Jesús Ares

Personal information
- Full name: Jesús Ares Otero
- Date of birth: 20 November 1933
- Place of birth: Foz, Spain
- Date of death: 8 November 2024 (aged 90)
- Height: 1.74 m (5 ft 9 in)
- Position: Midfielder

Senior career*
- Years: Team / Apps / (Gls)
- 1951–1952: Lucense / 1 / (0)
- 1952–1954: Racing Ferrol / 33 / (2)
- 1954–1957: Celta / 36 / (2)
- 1957–1958: Atlético Madrid / 6 / (0)
- 1958–1959: Málaga / 27 / (3)
- 1960–1963: Salamanca / 71 / (0)
- 1963–1966: Langreo / 71 / (0)
- Total:  / 245 / (7)

= Jesús Ares =

Spanish footballer (1933–2024)

Jesús Ares Otero (20 November 1933 – 8 November 2024) was a Spanish footballer who played as a midfielder.

==Career==
Ares began his career in the Segunda División with local club Lucense, playing once. In 1952, Ares signed for fellow Galician club Racing Ferrol, where he played for two seasons, making 33 league appearances, scoring twice.

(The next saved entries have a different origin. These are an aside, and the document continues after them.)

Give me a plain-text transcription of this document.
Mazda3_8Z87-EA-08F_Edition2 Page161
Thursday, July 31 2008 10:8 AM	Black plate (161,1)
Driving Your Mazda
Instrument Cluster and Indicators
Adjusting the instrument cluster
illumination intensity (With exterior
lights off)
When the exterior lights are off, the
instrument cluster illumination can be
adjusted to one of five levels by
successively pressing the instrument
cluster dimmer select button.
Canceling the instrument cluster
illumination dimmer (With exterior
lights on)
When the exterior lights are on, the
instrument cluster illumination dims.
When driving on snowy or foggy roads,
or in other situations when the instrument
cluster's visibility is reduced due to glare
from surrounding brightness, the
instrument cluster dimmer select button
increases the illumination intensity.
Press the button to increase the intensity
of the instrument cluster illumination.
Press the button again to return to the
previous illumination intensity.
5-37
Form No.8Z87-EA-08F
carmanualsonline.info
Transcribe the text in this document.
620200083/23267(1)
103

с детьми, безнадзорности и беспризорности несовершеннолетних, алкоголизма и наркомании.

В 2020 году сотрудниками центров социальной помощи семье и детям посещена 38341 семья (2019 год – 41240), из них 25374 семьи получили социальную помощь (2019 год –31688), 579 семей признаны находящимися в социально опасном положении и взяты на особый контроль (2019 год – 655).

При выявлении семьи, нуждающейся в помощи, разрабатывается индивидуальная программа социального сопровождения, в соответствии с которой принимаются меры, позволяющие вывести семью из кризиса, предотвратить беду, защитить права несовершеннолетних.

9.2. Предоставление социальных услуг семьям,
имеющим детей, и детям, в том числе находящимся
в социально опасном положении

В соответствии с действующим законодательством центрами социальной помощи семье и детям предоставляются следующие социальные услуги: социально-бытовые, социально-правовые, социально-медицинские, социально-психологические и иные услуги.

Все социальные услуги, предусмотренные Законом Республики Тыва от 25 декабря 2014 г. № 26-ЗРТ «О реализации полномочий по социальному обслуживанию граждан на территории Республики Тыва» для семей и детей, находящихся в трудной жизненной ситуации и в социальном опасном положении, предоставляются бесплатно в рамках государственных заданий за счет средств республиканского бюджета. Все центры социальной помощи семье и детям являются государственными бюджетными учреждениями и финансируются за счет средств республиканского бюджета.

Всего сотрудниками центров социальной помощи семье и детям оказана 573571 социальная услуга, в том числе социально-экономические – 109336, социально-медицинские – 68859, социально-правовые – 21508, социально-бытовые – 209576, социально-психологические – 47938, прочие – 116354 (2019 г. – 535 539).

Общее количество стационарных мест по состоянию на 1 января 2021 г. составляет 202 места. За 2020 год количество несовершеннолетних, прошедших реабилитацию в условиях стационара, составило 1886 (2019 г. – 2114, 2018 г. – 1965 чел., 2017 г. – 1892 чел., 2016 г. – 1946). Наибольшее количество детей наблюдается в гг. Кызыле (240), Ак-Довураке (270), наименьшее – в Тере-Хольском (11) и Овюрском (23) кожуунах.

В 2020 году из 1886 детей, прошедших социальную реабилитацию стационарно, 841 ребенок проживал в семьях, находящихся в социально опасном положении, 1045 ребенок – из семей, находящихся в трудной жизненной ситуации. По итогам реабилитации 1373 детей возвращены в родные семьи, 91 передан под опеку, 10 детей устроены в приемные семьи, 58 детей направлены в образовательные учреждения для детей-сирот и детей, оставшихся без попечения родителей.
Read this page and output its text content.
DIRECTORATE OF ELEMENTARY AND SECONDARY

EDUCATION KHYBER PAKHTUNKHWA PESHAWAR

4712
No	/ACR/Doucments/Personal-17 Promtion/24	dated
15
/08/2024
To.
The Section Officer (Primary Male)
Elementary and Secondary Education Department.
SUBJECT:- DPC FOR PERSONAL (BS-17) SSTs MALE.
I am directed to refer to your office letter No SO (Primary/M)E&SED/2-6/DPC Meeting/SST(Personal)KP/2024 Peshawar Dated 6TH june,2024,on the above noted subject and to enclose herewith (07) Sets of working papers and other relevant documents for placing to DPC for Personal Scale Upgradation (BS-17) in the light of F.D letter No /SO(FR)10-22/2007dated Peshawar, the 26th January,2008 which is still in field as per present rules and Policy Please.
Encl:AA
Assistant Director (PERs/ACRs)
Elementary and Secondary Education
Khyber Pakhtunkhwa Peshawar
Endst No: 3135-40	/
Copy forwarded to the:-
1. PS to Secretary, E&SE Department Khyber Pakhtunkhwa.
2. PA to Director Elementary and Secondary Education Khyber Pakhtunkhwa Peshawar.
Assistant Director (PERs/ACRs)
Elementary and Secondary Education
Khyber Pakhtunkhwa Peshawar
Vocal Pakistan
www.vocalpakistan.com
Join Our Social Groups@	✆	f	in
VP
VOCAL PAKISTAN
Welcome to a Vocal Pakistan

In March 1954, Ares signed for Primera División club Celta Vigo. Ares failed to break into the first team at Celta in his first two full seasons at the club, making just seven appearances, before finding favour under new manager Alejandro Scopelli in the 1956–57 season, making 28 appearances. On 11 November 1956, Ares scored his first goal for Celta in a 3–0 away win against Deportivo La Coruña in the Galician derby. In 1957, Atlético Madrid signed Ares for 1,250,000 Ptas. Ares once again failed to cement a starting spot at Atlético Madrid and moved to Málaga in 1958.

In 1960, Ares signed for Salamanca, spending three seasons at the club, before moving to Langreo, where he retired from football in 1966.

==Death==
Ares died on 8 November 2024, at the age of 90.